IO SONO JACK SMITH (III)

Sono sempre Jack Smith. Per bere devo stare bene. Siccome sto per fortuna male, bevo. Un po’ di mattina, molta vodka sotto la doccia, un po’ alle cinque della sera. Certe volte mangio i prodotti della mia consolazione: fotografie di familiari, di autori in vita molto amati, succiando citronella e i peli di lei preferiti. Suono da tempo una vecchia Gibson, le Gibson non invecchiano mai, lo penso tagliandomi le unghie dei piedi. Un piacere sconosciuto a molti suonatori di Gibson. Le unghie non sono un plettro, questo le mie figlie lo hanno imparato, ma piacciono molto di più alle Gibson. Per questo le tengo in una scatolina di latta, perloppiù sono mie unghie d’alluce d’annata. Anche le mie figlie suonano le Gibson, ma preferiscono usare solo le loro unhhe. Bah. Ogni tanto telefono, ogni tanto non mi trovano quando telefono, sono le mie figlie, loro sono fatte così ma io sono Jack Smith. Vado in strada come un uomo di strada.

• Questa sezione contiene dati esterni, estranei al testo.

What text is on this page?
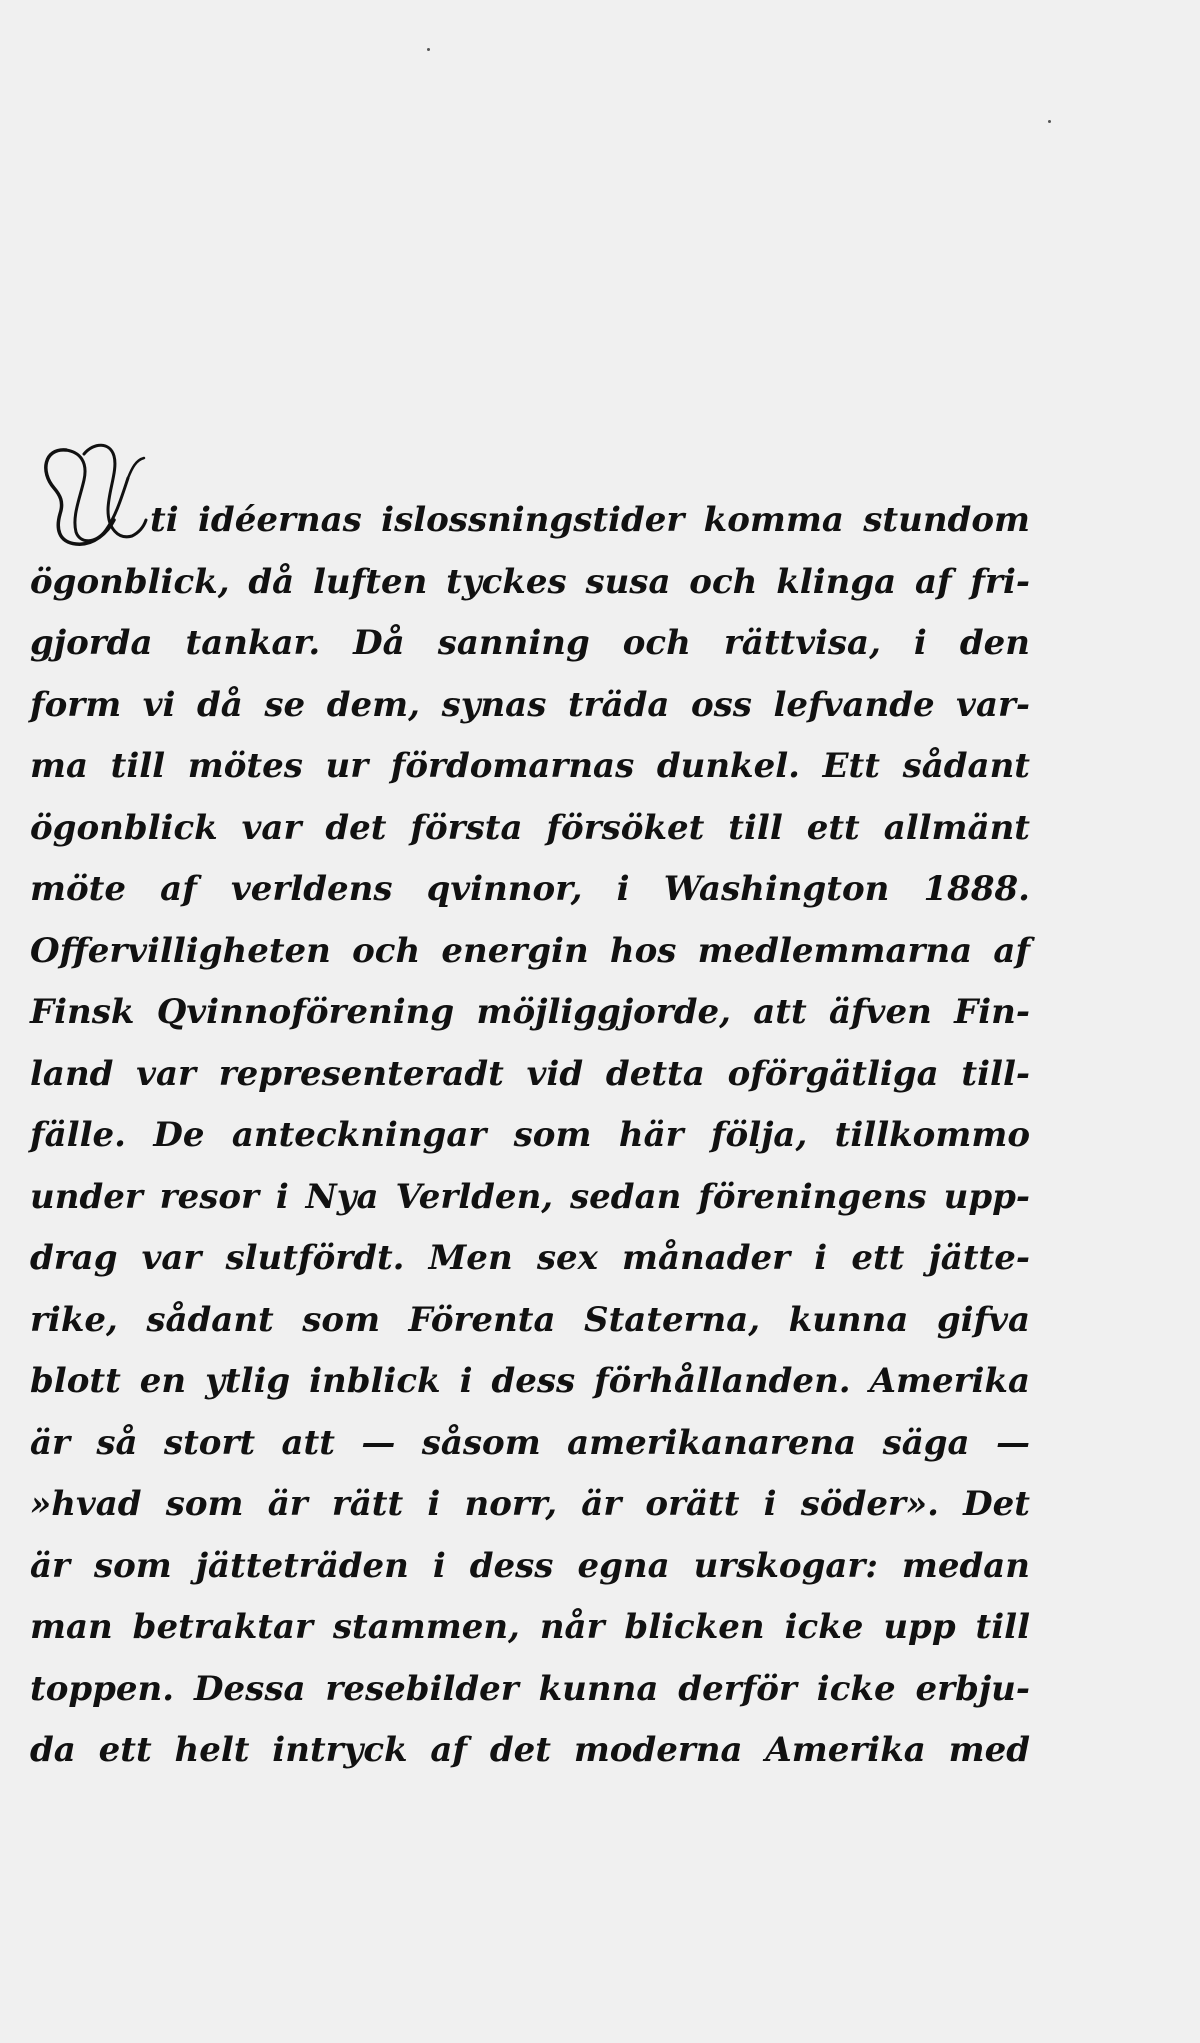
ti idéernas islossningstider komma stundom
ögonblick, då luften tyckes susa och klinga af fri-
gjorda tankar. Då sanning och rättvisa, i den
form vi då se dem, synas träda oss lefvande var-
ma till mötes ur fördomarnas dunkel. Ett sådant
ögonblick var det första försöket till ett allmänt
möte af verldens qvinnor, i Washington 1888.
Offervilligheten och energin hos medlemmarna af
Finsk Qvinnoförening möjliggjorde, att äfven Fin-
land var representeradt vid detta oförgätliga till-
fälle. De anteckningar som här följa, tillkommo
under resor i Nya Verlden, sedan föreningens upp-
drag var slutfördt. Men sex månader i ett jätte-
rike, sådant som Förenta Staterna, kunna gifva
blott en ytlig inblick i dess förhållanden. Amerika
är så stort att — såsom amerikanarena säga —
»hvad som är rätt i norr, är orätt i söder». Det
är som jätteträden i dess egna urskogar: medan
man betraktar stammen, når blicken icke upp till
toppen. Dessa resebilder kunna derför icke erbju-
da ett helt intryck af det moderna Amerika med
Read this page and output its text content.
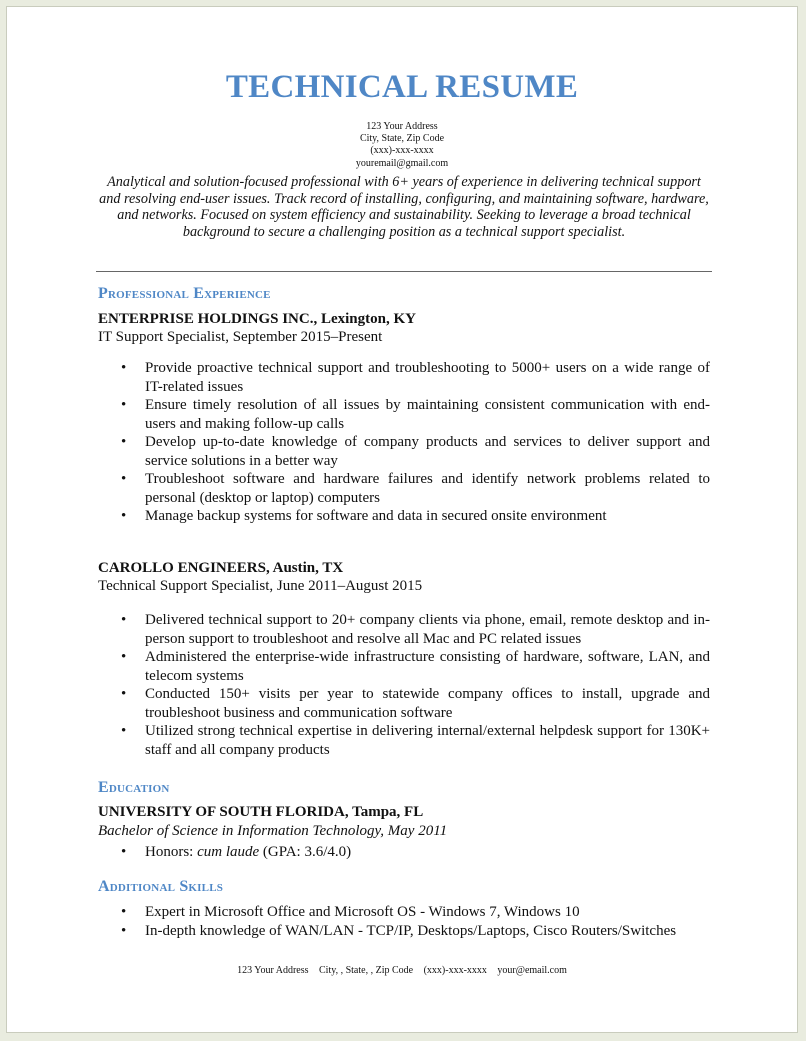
TECHNICAL RESUME
123 Your Address
City, State, Zip Code
(xxx)-xxx-xxxx
youremail@gmail.com
Analytical and solution-focused professional with 6+ years of experience in delivering technical support and resolving end-user issues. Track record of installing, configuring, and maintaining software, hardware, and networks. Focused on system efficiency and sustainability. Seeking to leverage a broad technical background to secure a challenging position as a technical support specialist.
Professional Experience
ENTERPRISE HOLDINGS INC., Lexington, KY
IT Support Specialist, September 2015–Present
• Provide proactive technical support and troubleshooting to 5000+ users on a wide range of IT-related issues
• Ensure timely resolution of all issues by maintaining consistent communication with end-users and making follow-up calls
• Develop up-to-date knowledge of company products and services to deliver support and service solutions in a better way
• Troubleshoot software and hardware failures and identify network problems related to personal (desktop or laptop) computers
• Manage backup systems for software and data in secured onsite environment
CAROLLO ENGINEERS, Austin, TX
Technical Support Specialist, June 2011–August 2015
• Delivered technical support to 20+ company clients via phone, email, remote desktop and in-person support to troubleshoot and resolve all Mac and PC related issues
• Administered the enterprise-wide infrastructure consisting of hardware, software, LAN, and telecom systems
• Conducted 150+ visits per year to statewide company offices to install, upgrade and troubleshoot business and communication software
• Utilized strong technical expertise in delivering internal/external helpdesk support for 130K+ staff and all company products
Education
UNIVERSITY OF SOUTH FLORIDA, Tampa, FL
Bachelor of Science in Information Technology, May 2011
• Honors: cum laude (GPA: 3.6/4.0)
Additional Skills
• Expert in Microsoft Office and Microsoft OS - Windows 7, Windows 10
• In-depth knowledge of WAN/LAN - TCP/IP, Desktops/Laptops, Cisco Routers/Switches
123 Your Address City, , State, , Zip Code (xxx)-xxx-xxxx your@email.com
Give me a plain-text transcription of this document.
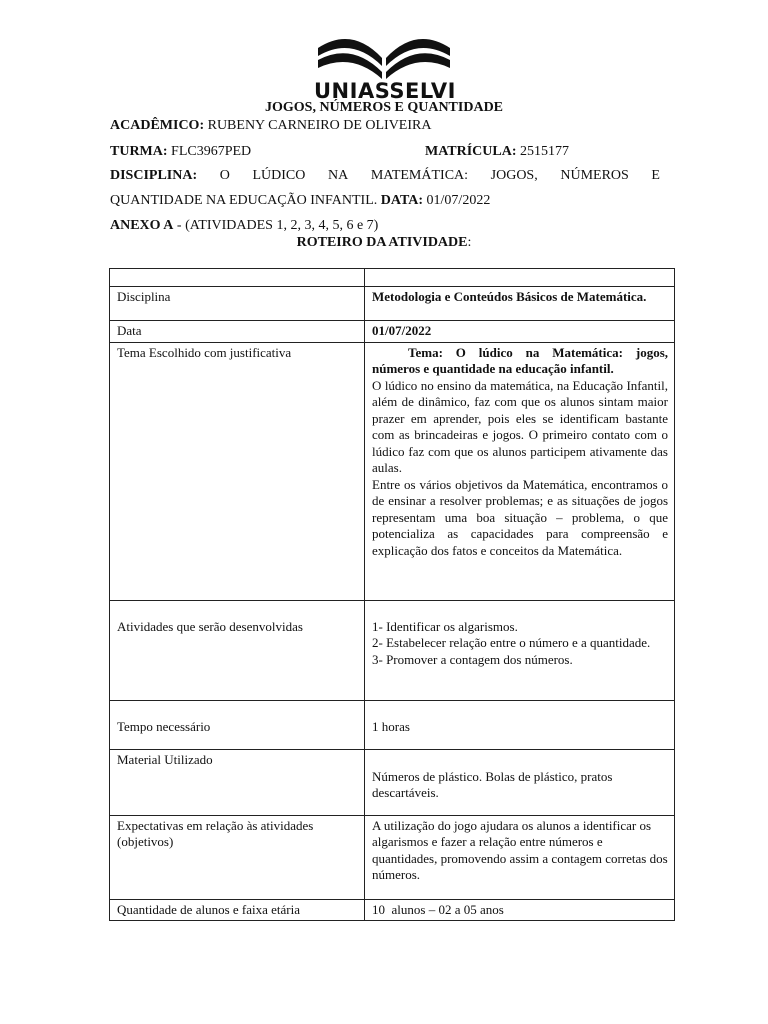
UNIASSELVI
JOGOS, NÚMEROS E QUANTIDADE
ACADÊMICO: RUBENY CARNEIRO DE OLIVEIRA
TURMA: FLC3967PED	MATRÍCULA: 2515177
DISCIPLINA: O LÚDICO NA MATEMÁTICA: JOGOS, NÚMEROS E
QUANTIDADE NA EDUCAÇÃO INFANTIL. DATA: 01/07/2022
ANEXO A - (ATIVIDADES 1, 2, 3, 4, 5, 6 e 7)
ROTEIRO DA ATIVIDADE:

Disciplina	Metodologia e Conteúdos Básicos de Matemática.
Data	01/07/2022
Tema Escolhido com justificativa	Tema: O lúdico na Matemática: jogos, números e quantidade na educação infantil.

O lúdico no ensino da matemática, na Educação Infantil, além de dinâmico, faz com que os alunos sintam maior prazer em aprender, pois eles se identificam bastante com as brincadeiras e jogos. O primeiro contato com o lúdico faz com que os alunos participem ativamente das aulas.

Entre os vários objetivos da Matemática, encontramos o de ensinar a resolver problemas; e as situações de jogos representam uma boa situação – problema, o que potencializa as capacidades para compreensão e explicação dos fatos e conceitos da Matemática.

Atividades que serão desenvolvidas	1- Identificar os algarismos.

2- Estabelecer relação entre o número e a quantidade.

3- Promover a contagem dos números.

Tempo necessário	1 horas
Material Utilizado	Números de plástico. Bolas de plástico, pratos descartáveis.
Expectativas em relação às atividades (objetivos)	A utilização do jogo ajudara os alunos a identificar os algarismos e fazer a relação entre números e quantidades, promovendo assim a contagem corretas dos números.
Quantidade de alunos e faixa etária	10  alunos – 02 a 05 anos
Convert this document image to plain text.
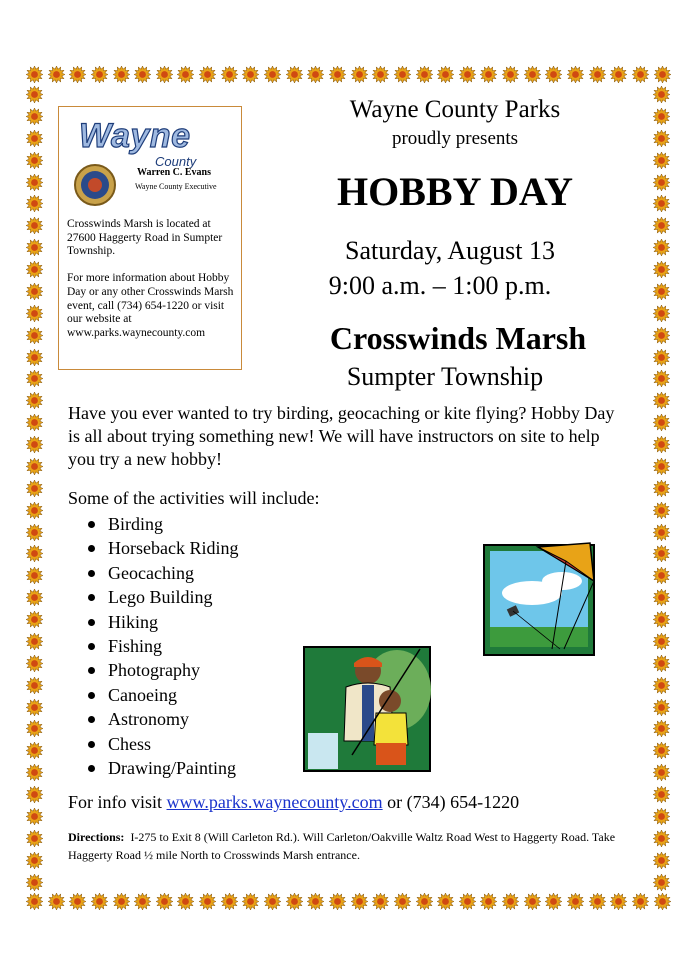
Wayne
County
Warren C. Evans
Wayne County Executive

Crosswinds Marsh is located at 27600 Haggerty Road in Sumpter Township.

For more information about Hobby Day or any other Crosswinds Marsh event, call (734) 654-1220 or visit our website at www.parks.waynecounty.com

Wayne County Parks
proudly presents
HOBBY DAY
Saturday, August 13
9:00 a.m. – 1:00 p.m.
Crosswinds Marsh
Sumpter Township
Have you ever wanted to try birding, geocaching or kite flying? Hobby Day is all about trying something new! We will have instructors on site to help you try a new hobby!
Some of the activities will include:
Birding
Horseback Riding
Geocaching
Lego Building
Hiking
Fishing
Photography
Canoeing
Astronomy
Chess
Drawing/Painting
For info visit www.parks.waynecounty.com or (734) 654-1220
Directions: I-275 to Exit 8 (Will Carleton Rd.). Will Carleton/Oakville Waltz Road West to Haggerty Road. Take Haggerty Road ½ mile North to Crosswinds Marsh entrance.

Non un uomo, non un concetto che cammina per strada, solo un uomo, Jack Smith, che attraversa la strada. Questo il bargiglio che mi cresce dentro, che si invulva nella vulva della mia testa, cioè, comunque (se la batteria regge, però) invio un gps per sapere dove sono, a quelli che mi stanno moritorando invio invece un invece di scuse, nel momento promiscuo o promesso, sorbendo caffelatte e ciucciando cornetti all’imperdonabile ora del mattino. Ho una fidanzata con la quale un tempo ero fidanzato. Niente, non ricordo più. Jack Smith, fischia e registra.